Séance en hémicycle du vendredi 2 novembre 2018 à 9h30
Projet de loi de finances pour 2019 — Défense ; anciens combattants mémoire et liens avec la nation

Photo issue du site de l'Assemblée nationale ou de WikipediaDidier Quentin, rapporteur pour avis de la commission des affaires étrangères :

Monsieur le président, madame la ministre, madame la secrétaire d'État, madame et messieurs les rapporteurs, mes chers collègues, « ce n'est que quand le caractère national et l'habitude de la guerre se soutiennent mutuellement dans une interaction constante, qu'un peuple peut espérer tenir une position solide dans le monde ». Cette citation de Clausewitz, à laquelle j'associerai les propos du général de Gaulle, selon lequel la « défense [… ] a toujours été la base de la politique », nous rappelle combien la capacité de la France à faire entendre sa voix s'appuie sur deux piliers : la diplomatie et la défense.

Bien entendu, nous ne saurions souhaiter que la France entretienne l'habitude de la guerre, mais il faudrait, à tout le moins, qu'elle soit préparée aux menaces multiples que fait peser notre environnement stratégique dans les cinq milieux : terre, air, mer, espace et cyber. Or, vous l'avez rappelé à juste titre, madame la ministre, le défi est de taille.

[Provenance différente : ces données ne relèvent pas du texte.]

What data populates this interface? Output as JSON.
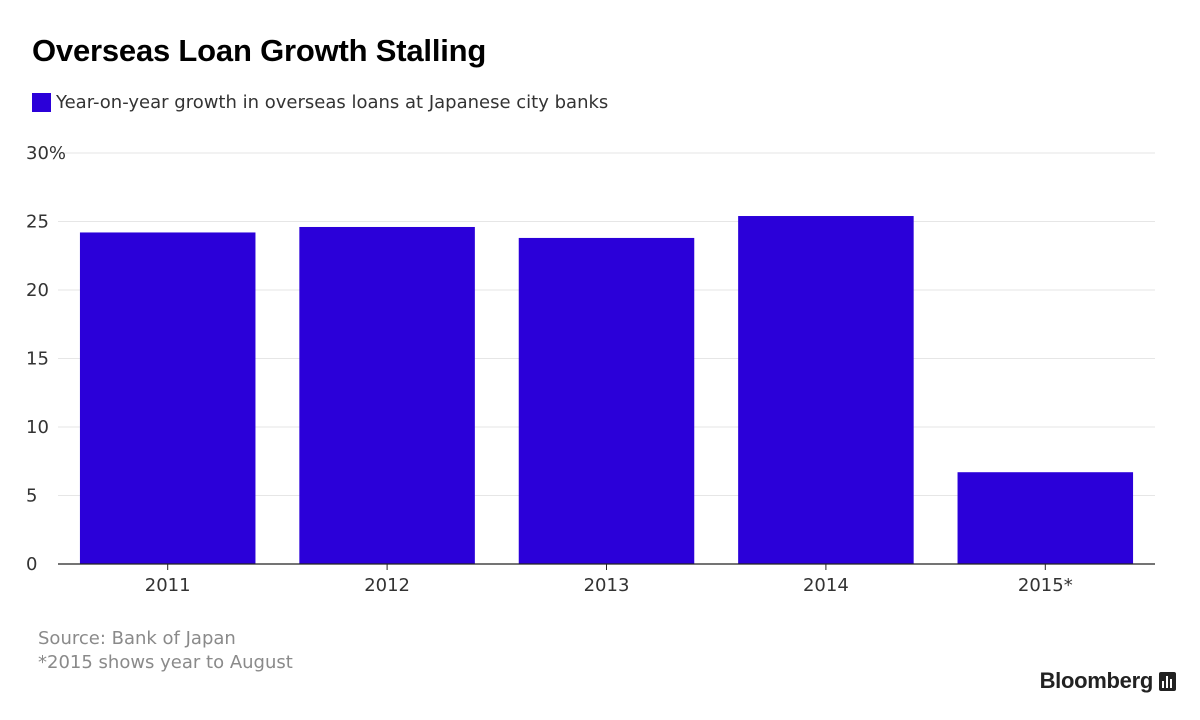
{
  "title": "Overseas Loan Growth Stalling",
  "legend_label": "Year-on-year growth in overseas loans at Japanese city banks",
  "colors": {
    "bar": "#2b00d9",
    "grid": "#e6e6e6",
    "axis": "#222222",
    "tick_text": "#333333"
  },
  "chart_data": {
    "type": "bar",
    "categories": [
      "2011",
      "2012",
      "2013",
      "2014",
      "2015*"
    ],
    "series": [
      {
        "name": "Year-on-year growth in overseas loans at Japanese city banks",
        "values": [
          24.2,
          24.6,
          23.8,
          25.4,
          6.7
        ]
      }
    ],
    "y_ticks": [
      "30%",
      "25",
      "20",
      "15",
      "10",
      "5",
      "0"
    ],
    "ylim": [
      0,
      30
    ],
    "grid": true,
    "legend": "top-left"
  },
  "source_line": "Source: Bank of Japan",
  "footnote": "*2015 shows year to August",
  "brand": "Bloomberg",
  "brand_icon": "bloomberg-chart-icon"
}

Face à ces menaces, d'une ampleur et d'une diversité exceptionnelles, vous nous présentez des moyens que vous qualifiez également d'exceptionnels. Il faut bien reconnaître qu'avec les contraintes budgétaires actuelles, l'effort de défense que nous accomplissons pour 2019 est substantiel. Toutefois, Clausewitz disait encore : « Toute la difficulté consiste en ceci : rester fidèle dans l'exécution aux principes qu'on s'est fixés. » Votre premier budget d'application de la loi de programmation militaire est fidèle et sincère, madame la ministre, nous en prenons acte avec satisfaction ; il conviendra que les prochains le soient également.

Je reviens sur les moyens exceptionnels que vous proposez pour la défense. Il semble utile de rappeler que si ces moyens sont exceptionnels pour notre pays, dans la conjoncture présente, à l'échelle du monde, ils sont en réalité plutôt modestes.

Je suis particulièrement préoccupé par la montée en puissance militaire de la Chine, en qui certains veulent voir une puissance pacifique, non impérialiste. Pourtant, force est de constater que la Chine place ses pions, quitte à bousculer un peu les nôtres. Je pense notamment à la formidable base militaire construite à Djibouti, qui pourrait accueillir jusqu'à 10 000 militaires, alors que nous n'en avons plus que 1 350 dans cette zone hautement stratégique pour nos approvisionnements qu'est le détroit de Bab-el-Mandeb. La Chine investit massivement, avec une stratégie à long terme : l'atteinte de son modèle d'armée complet est fixée à l'horizon 2049. Elle investit notamment dans des domaines où nous sommes particulièrement vulnérables, comme le cyberespace ou l'espace exo-atmosphérique mais aussi, de manière plus banale peut-être, à l'espace maritime. La Chine a déjà construit, en quatre ans seulement, autant de bateaux de guerre que notre marine nationale en possède.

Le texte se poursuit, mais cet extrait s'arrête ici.